Athletics: ISC's new directors face old dilemmas
When Martin Cullen, the minister for Arts, Sports and Tourism, appointed seven new directors to the board of the Irish Sports Council last September, he created an expectation of change. The new directors -- including Susan Ahern, the International Rugby Board's head of legal affairs, Jim Glennon, the former TD and Eamonn Coghlan -- brought fresh faces, fresh insight and no historical baggage. This week they face a series of decisions that will determine whether the new board is going to have an impact on how the ISC operates.
Their first challenges stem from the bitter and long-running dispute between the ISC, Athletics Ireland and Mary Coghlan, its former chief executive. Coghlan was ousted from AI last year and her legal case against the ISC and AI comes to court in just three weeks.
It promises to be a bruising court case. Coghlan will claim that the ISC interfered with her contract of employment and that her employers at AI defamed her and broke her contract. It may sound like a run-of-the-mill action by a sacked and aggrieved employee, but it is far more than that. When it comes to court, it will provide fascinating insights on the level of control that the ISC exerts on the sporting organisations which it funds. AI had its funding withheld until Coghlan, appointed unanimously by the AI board, was sacked. Or, as Ossie Kilkenny, the ISC chairman, allegedly said, until AI had removed the "cancer" from within the organisation.
Mary Coghlan's case, while explosive, is not the only legal headache facing the ISC directors. It has spawned two separate cases that each carries embarrassment potential for Kilkenny, the ISC and John Treacy, its chief executive.

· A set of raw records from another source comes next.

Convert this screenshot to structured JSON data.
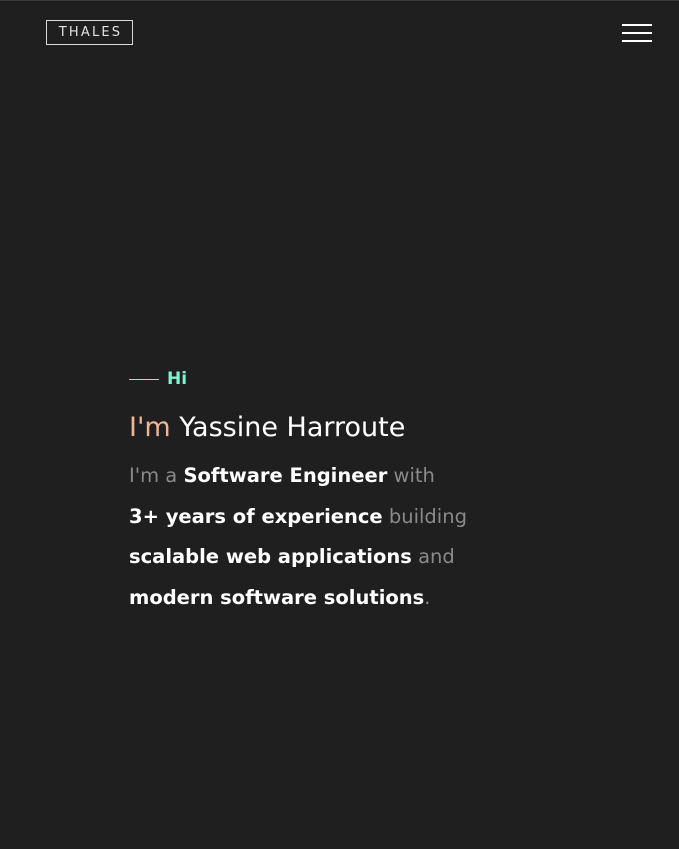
{
  "header": {
    "logo_text": "THALES",
    "menu_icon": "hamburger-menu-icon"
  },
  "hero": {
    "greeting": "Hi",
    "name_prefix": "I'm",
    "name": "Yassine Harroute",
    "bio": {
      "line1": {
        "part1": "I'm a",
        "highlight": "Software Engineer",
        "part2": "with"
      },
      "line2": {
        "highlight": "3+ years of experience",
        "part2": "building"
      },
      "line3": {
        "highlight": "scalable web applications",
        "part2": "and"
      },
      "line4": {
        "highlight": "modern software solutions",
        "part2": "."
      }
    }
  },
  "colors": {
    "background": "#1f1f1f",
    "accent_green": "#7ff3cf",
    "accent_peach": "#f0b595",
    "text_primary": "#ffffff",
    "text_muted": "#8a8a8a"
  }
}
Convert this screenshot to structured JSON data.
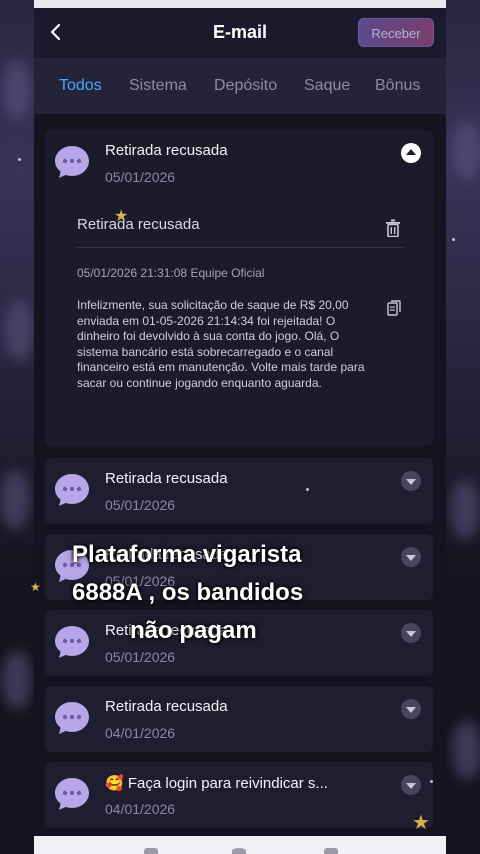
{
  "header": {
    "back_icon": "chevron-left-icon",
    "title": "E-mail",
    "receive_label": "Receber"
  },
  "tabs": [
    {
      "label": "Todos",
      "active": true
    },
    {
      "label": "Sistema",
      "active": false
    },
    {
      "label": "Depósito",
      "active": false
    },
    {
      "label": "Saque",
      "active": false
    },
    {
      "label": "Bônus",
      "active": false
    }
  ],
  "expanded_message": {
    "title": "Retirada recusada",
    "date": "05/01/2026",
    "detail_title": "Retirada recusada",
    "meta": "05/01/2026 21:31:08 Equipe Oficial",
    "body": "Infelizmente, sua solicitação de saque de R$ 20,00 enviada em 01-05-2026 21:14:34 foi rejeitada! O dinheiro foi devolvido à sua conta do jogo. Olá, O sistema bancário está sobrecarregado e o canal financeiro está em manutenção. Volte mais tarde para sacar ou continue jogando enquanto aguarda."
  },
  "messages": [
    {
      "title": "Retirada recusada",
      "date": "05/01/2026"
    },
    {
      "title": "Retirada recusada",
      "date": "05/01/2026"
    },
    {
      "title": "Retirada recusada",
      "date": "05/01/2026"
    },
    {
      "title": "Retirada recusada",
      "date": "04/01/2026"
    },
    {
      "title": "🥰 Faça login para reivindicar s...",
      "date": "04/01/2026"
    }
  ],
  "overlay": {
    "line1": "Plataforma vigarista",
    "line2": "6888A , os bandidos",
    "line3": "não pagam"
  },
  "colors": {
    "accent_tab": "#4aa6ff",
    "avatar": "#b7a6e8",
    "background": "#14131f"
  }
}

One is of the ISC's own making, as it has threatened action against Diarmuid Ryan, a human resources consultant who was employed by AI when it was trying to recruit a High Performance director. The other is a libel action being taken by Gerry Giblin, a director of AI, against Kilkenny. Giblin claims he was libelled when Kilkenny sent a letter to Cullen on behalf of the ISC, containing allegations that had been made against Giblin by Pierce O'Callaghan. Those allegations are the subject of yet another action -- Giblin has already lodged a plenary summons for libel against O'Callaghan with the High Court.
The core issues for the new directors, however, are not the messiness of the Coghlan affair and its potentially embarrassing legal consequences, but the level of direct involvement that the ISC takes with the sports that it funds. Does the ISC exist to micro-manage Irish sport, or to facilitate sports to manage themselves? The question is not academic: on the table this week will be the latest round of grants for Ireland's elite athletes -- the so-called carding scheme. Why does the ISC involve itself in the selection of individual athletes? The logical approach would be for the sports organisations themselves to decide on which athletes get funding, based on strict qualifying criteria laid down by the ISC. Instead, the ISC will become an expert in all sporting disciplines and will determine who gets what. If athletes feel they have been dealt a bad card, they argue their case directly with the ISC, not their own organisation.
The suspicion that cannot be erased is that the ISC's approach under Treacy and Kilkenny, whose time as chairman expires this summer, is all about control of those sports that are not self-funding.
Part of the Mary Coghlan dispute revolved around the appointment of a High Performance director for athletics and the involvement of the ISC in that process. It is hard to imagine that the ISC would have had a role in the appointment of Declan Kidney as Ireland's rugby coach, or Giovanni Trapattoni as soccer manager: it provides funding to both organisations, but not critical funding. So what are the boundaries? Is it the case that the ISC can exert direct control over organisations that rely on its money, but has different rules for those that make their own? And different rules, too, when it suits: John Foley, AI's new chief executive, was appointed without the tedium of a competitive selection process. He is undoubtedly a good appointment, but he, his employers and the ISC are weakened by the manner of that appointment.
The board's concern is not micro-management -- sweating over which athletes get grants or who runs individual high-performance programmes or who sports organisations choose as their chief executives. It needs to focus the ISC on good governance, good processes and it needs to redouble its efforts to increase participation in all sports.
Troubling, therefore, to hear suggestions that the Irish Sports Monitor, which provides critical evidence on participation levels, may not be funded in 2010. It will be an inauspicious start for the new board if its walks into legal actions, drops the search for evidence and rubber-stamps a carding scheme that strips sports organisations of responsibility for their own elite athletes.
The first step at Tuesday's board meeting should be to put a sub-committee in charge of the legal actions and exclude both Treacy and Kilkenny from any involvement in their resolution. The second should be a guarantee that the funding will be found for the continued publication of the Sports Monitor. If they can do that, then the expectation of change will start to be fulfilled.